Audio on Soundcloud!

Audio on Soundcloud.

Now my recordings will be uploaded to the parish Soundcloud account. Here is the address: https://soundcloud.com/stthereselittleflowersb


Also, see what else is happening at our parish: https://littleflowerchurch.org/

Finally, look to the right for links to Audio from other good resources!

Saturday, September 5, 2015

How Christ heals today

Audio: click here

If you had to summarize the point of the Christian life, it would be in a relationship with Jesus.  We are disciples of Jesus because we have encountered Him, he has somehow come into our lives and said to us "follow me," and those words rang with something deeper and more beautiful than we have ever known.  We hear it in our ears and yet it at the same time hits us hard in the gut and in a subtle way moves our heart gently to a huge change.

The Gospel of Mark that we are hearing speaks of Jesus' encounters with individuals in a special way.  The language would have made clear sense to the Christian communities it was written from and read in.  It is said with some certainty that Mark was written in or near Rome around 60-65ad. This would be the time that Peter was arrested and crucified, so Mark, who had worked alongside Saint Paul as well, was probably transcribing and organizing Peter's eyewitness account.  However, Peter and Mark naturally would have focused on things that connected to their faith community. So today's Gospel is st th same time an eyewitness account, an interpretation on that account, and a sort of specific story tailored to the persecuted Christians of Rome and beyond.

So why all this information? Because I've been in a teacher-mode way more often than I am used to! No, just kidding. It's because Jesus' encounter had some details in it that still make sense to us today if we think about it properly.

First, Jesus takes the man outside away from everyone and everything. He separated him so it is practically just the two of them.  For Mark's era, when Christisnity was illegal and thought a type of revolution against the pagan culture, the church could only gather in private. People had to meet Jesus away from the crowd. Think even today of the monastery and th convent, where men & women flee from the world to encounter Jesus in a radical way, forever.  Certainly today in our post-Christian culture, we do not meet Jesus openly and easily on the city streets of Chicago or Indianapolis, but if we do, he sort of draws us away to encounter us more deeply.  How often do we spend time in silence, away from the crowds, on purpose, with the goal of meeting Jesus there? Do we sacrifice time to pray every day?

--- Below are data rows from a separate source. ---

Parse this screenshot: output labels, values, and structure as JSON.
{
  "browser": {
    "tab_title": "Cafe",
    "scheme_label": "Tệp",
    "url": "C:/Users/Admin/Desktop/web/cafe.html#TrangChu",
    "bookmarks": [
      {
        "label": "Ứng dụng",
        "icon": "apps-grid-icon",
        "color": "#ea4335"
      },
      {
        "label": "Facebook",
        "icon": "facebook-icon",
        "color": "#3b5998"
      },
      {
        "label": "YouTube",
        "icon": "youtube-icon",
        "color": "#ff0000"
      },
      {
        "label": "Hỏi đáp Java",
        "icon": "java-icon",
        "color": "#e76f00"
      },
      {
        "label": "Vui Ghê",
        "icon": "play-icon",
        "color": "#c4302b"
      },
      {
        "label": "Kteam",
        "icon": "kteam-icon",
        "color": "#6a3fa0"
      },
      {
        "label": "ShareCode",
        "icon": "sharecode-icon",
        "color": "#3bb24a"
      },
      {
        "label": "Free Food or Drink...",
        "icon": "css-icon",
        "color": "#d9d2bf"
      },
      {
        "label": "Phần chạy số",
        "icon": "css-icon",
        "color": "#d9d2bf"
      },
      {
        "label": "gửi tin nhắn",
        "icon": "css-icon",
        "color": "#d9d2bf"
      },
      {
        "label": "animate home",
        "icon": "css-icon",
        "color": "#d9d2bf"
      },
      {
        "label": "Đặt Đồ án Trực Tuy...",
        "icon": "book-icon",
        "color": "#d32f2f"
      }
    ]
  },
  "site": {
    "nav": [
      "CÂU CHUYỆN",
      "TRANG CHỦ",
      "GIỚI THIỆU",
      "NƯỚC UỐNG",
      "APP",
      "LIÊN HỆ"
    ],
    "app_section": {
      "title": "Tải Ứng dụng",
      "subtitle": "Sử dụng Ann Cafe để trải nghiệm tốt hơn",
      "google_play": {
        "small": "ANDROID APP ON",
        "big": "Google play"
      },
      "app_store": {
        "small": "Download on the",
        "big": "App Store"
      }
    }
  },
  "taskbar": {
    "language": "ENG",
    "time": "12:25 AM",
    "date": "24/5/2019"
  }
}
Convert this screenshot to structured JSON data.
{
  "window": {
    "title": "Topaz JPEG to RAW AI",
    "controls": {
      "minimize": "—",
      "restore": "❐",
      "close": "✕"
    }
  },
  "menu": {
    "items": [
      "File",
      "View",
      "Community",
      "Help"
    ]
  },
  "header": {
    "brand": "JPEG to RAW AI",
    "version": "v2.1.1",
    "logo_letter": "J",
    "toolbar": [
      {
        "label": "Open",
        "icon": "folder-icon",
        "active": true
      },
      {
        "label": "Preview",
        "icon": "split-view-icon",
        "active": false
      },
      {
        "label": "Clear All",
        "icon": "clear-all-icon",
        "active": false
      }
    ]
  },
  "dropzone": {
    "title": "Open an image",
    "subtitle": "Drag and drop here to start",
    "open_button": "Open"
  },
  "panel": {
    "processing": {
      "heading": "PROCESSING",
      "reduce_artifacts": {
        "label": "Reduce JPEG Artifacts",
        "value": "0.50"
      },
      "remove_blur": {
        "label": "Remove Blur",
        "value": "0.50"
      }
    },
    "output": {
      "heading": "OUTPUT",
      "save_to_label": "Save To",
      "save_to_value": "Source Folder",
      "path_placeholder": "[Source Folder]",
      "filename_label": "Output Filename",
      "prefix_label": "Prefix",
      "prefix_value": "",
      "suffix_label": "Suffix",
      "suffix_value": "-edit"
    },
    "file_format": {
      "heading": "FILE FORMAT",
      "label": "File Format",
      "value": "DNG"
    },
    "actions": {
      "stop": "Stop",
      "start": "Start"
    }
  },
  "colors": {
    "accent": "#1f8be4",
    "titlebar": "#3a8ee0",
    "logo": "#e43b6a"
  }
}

Th second detail about this one-on-one encounter is that Jesus heals this man in a very gritty way.  This is the God who simply said "let there be light" and there was. But here he takes the man's arm, walks out, cries out to God, puts his fingers in his ears and spits & touches his tongue.  For Mark's community, they would have known and seen how Gos was transforming the lives of Christian after Christian: in the grittiness of the sacraments. God uses still these very real tangible ways to heal us. In every single Mass, in every single Confession, we are encountering Jesus. He desires to take us into the silence and heal us. Do we follow Him? Do we meet Him regularly?

Thirdly, where we meet Jesus is in the Church. When Christ takes the man from th me crowd, this is a symbol of the Church community.  The word for "church" in Greek literally means "the group called out," meaning the people called out of the ordinary ways of the world to be different and separate, to be holy. Jesus in a sense takes this man to church, he calls him away to be separate and to encounter Him there. It is still the same today as it was in 65ad.
As we come before Jesus today, let us beg Him to heal us in the grittiness of the Sacraments of His Church and stay a community called out, separate, and holy that continues to welcome new members to find Christ here.